In 1922 Ditchling Horticultural Society celebrated the centenary Flower Show in Star Field with Harris’ roundabouts and swing boats.  It was held on the last Wednesday in July marking the end of the school year.  Schoolgirl Gertrude Waller recalls: ‘The day before the show, we would go out and gather wild flowers and, on the morning, we would take them up and hope we would be the one that the judge picked out. We school children did a display of the Maypole, in and out we would weave with all the pretty coloured ribbons, we were so proud.’

Frank Buffard, son of James Buffard (founder and trustee of the Ditchling Mission Hall, South Street) remembers the competitions at the shows, ‘in particular climbing the greasy pole.  For the spectators this was the most amusing item … the pole was 18 to 20 feet high, smothered in grease from top to bottom.  Competitors put on their oldest clothes.  Cheers and groans and laughter filled the air.  Whether the participants enjoyed it as much as we did is doubtful.  The prize was a young pig.’

The 150th anniversary show in July 1972, held on the village green, was opened by Dame Vera Lynn who was a supporter of many village organisations including Ditchling Horticultural Society.  Here George Harbour is shown being presented with the Copper Kettle.    George, the son of Charles and Annie Harbour, grew up at Lexden Cottage where his father was head gardener for Mrs Charlton at Lexden in Lewes Road.  He took over from his father as head gardener winning many prizes in the ‘professional classes’.

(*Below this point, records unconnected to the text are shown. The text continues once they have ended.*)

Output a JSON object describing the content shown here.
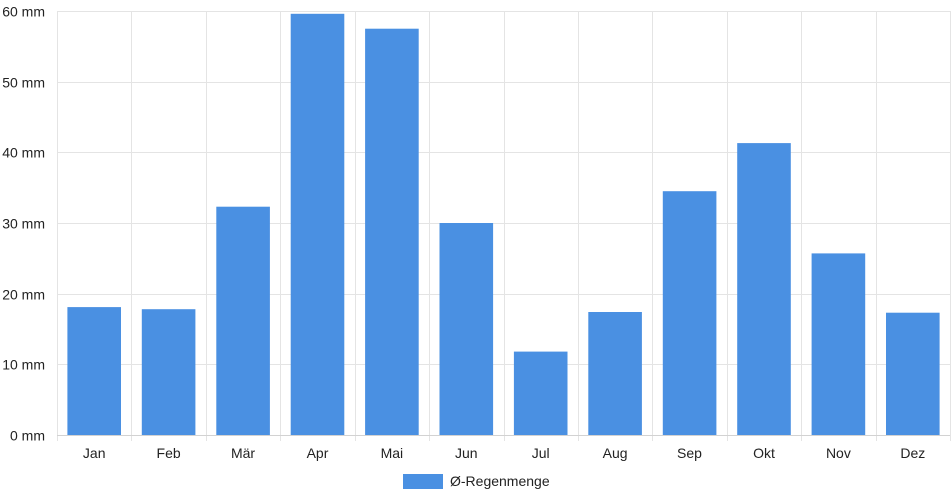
{
  "chart_data": {
    "type": "bar",
    "categories": [
      "Jan",
      "Feb",
      "Mär",
      "Apr",
      "Mai",
      "Jun",
      "Jul",
      "Aug",
      "Sep",
      "Okt",
      "Nov",
      "Dez"
    ],
    "series": [
      {
        "name": "Ø-Regenmenge",
        "values": [
          18.1,
          17.8,
          32.3,
          59.6,
          57.5,
          30.0,
          11.8,
          17.4,
          34.5,
          41.3,
          25.7,
          17.3
        ],
        "color": "#4a90e2"
      }
    ],
    "title": "",
    "xlabel": "",
    "ylabel": "",
    "ylim": [
      0,
      60
    ],
    "yticks": [
      0,
      10,
      20,
      30,
      40,
      50,
      60
    ],
    "ytick_unit": "mm",
    "grid": true,
    "legend": "bottom-center"
  }
}
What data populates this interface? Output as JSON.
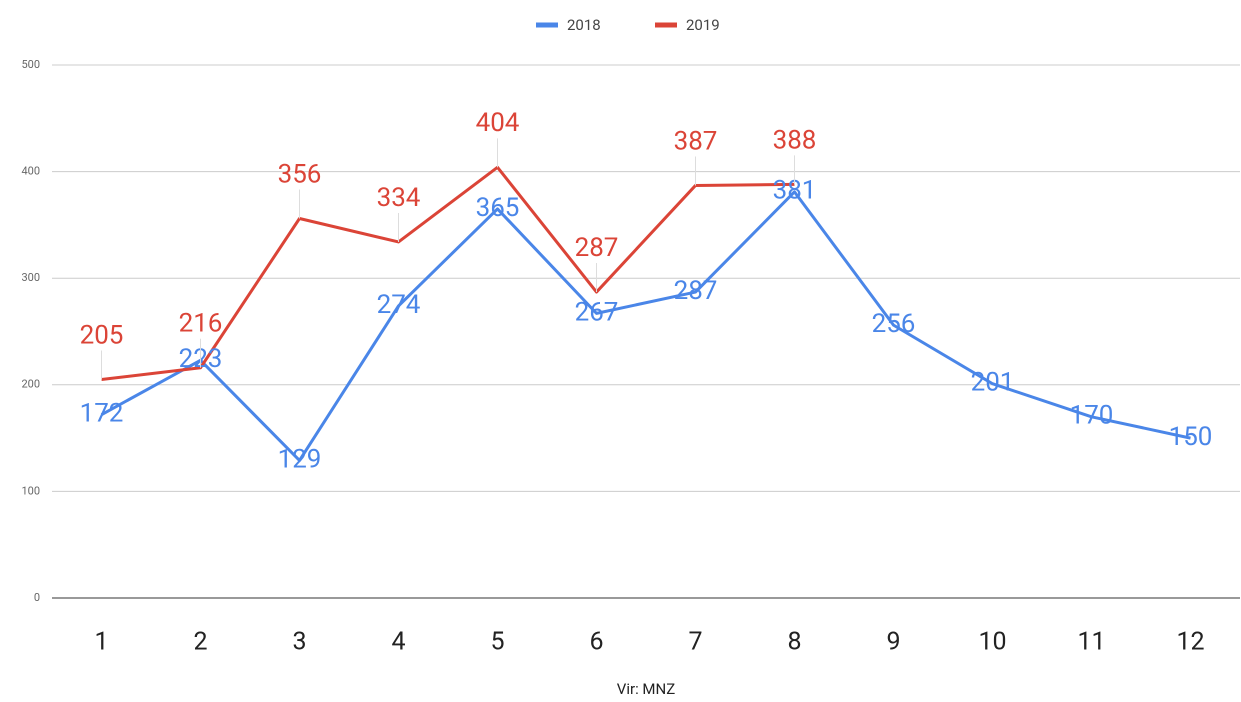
{
  "chart_data": {
    "type": "line",
    "categories": [
      "1",
      "2",
      "3",
      "4",
      "5",
      "6",
      "7",
      "8",
      "9",
      "10",
      "11",
      "12"
    ],
    "series": [
      {
        "name": "2018",
        "color": "#4a86e8",
        "values": [
          172,
          223,
          129,
          274,
          365,
          267,
          287,
          381,
          256,
          201,
          170,
          150
        ]
      },
      {
        "name": "2019",
        "color": "#db4437",
        "values": [
          205,
          216,
          356,
          334,
          404,
          287,
          387,
          388,
          null,
          null,
          null,
          null
        ]
      }
    ],
    "x_label": "Vir: MNZ",
    "ylim": [
      0,
      500
    ],
    "yticks": [
      0,
      100,
      200,
      300,
      400,
      500
    ],
    "grid": true,
    "legend": "top"
  }
}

Twenty-five years ago, the Horticultural Society celebrated its 175th anniversary with a two-day celebration on the village green.  A marquee was erected for the Flower Show and an anniversary Flower Festival was held in St Margaret’s Church.  Chairman Barry Cox described the entries as first class while the show Secretary Dick Morley thanked all who had been involved including the ladies of the Women’s Institute who provided the teas.  According to the local newspaper report, even the sudden and unexpected power cut to the barn and Church hardly disrupted the celebrations as ‘valiant volunteers went to and fro from barn to village hall with hot water for the teas!’

The author Esther Meynell wrote several books on Sussex with chapters on her adopted village of Ditchling, she also contributed to periodicals under the pseudonym E Hallam Moorhouse.  In 1922, the centenary year of Ditchling Horticultural Society, she wrote an article about the anniversary show in the August 12th edition of ‘The Field’ finishing with the words: 'It is a bit of Old England still full of lusty life, and it is to be hoped that it may still be as full of vigour when its two hundredth anniversary comes round'.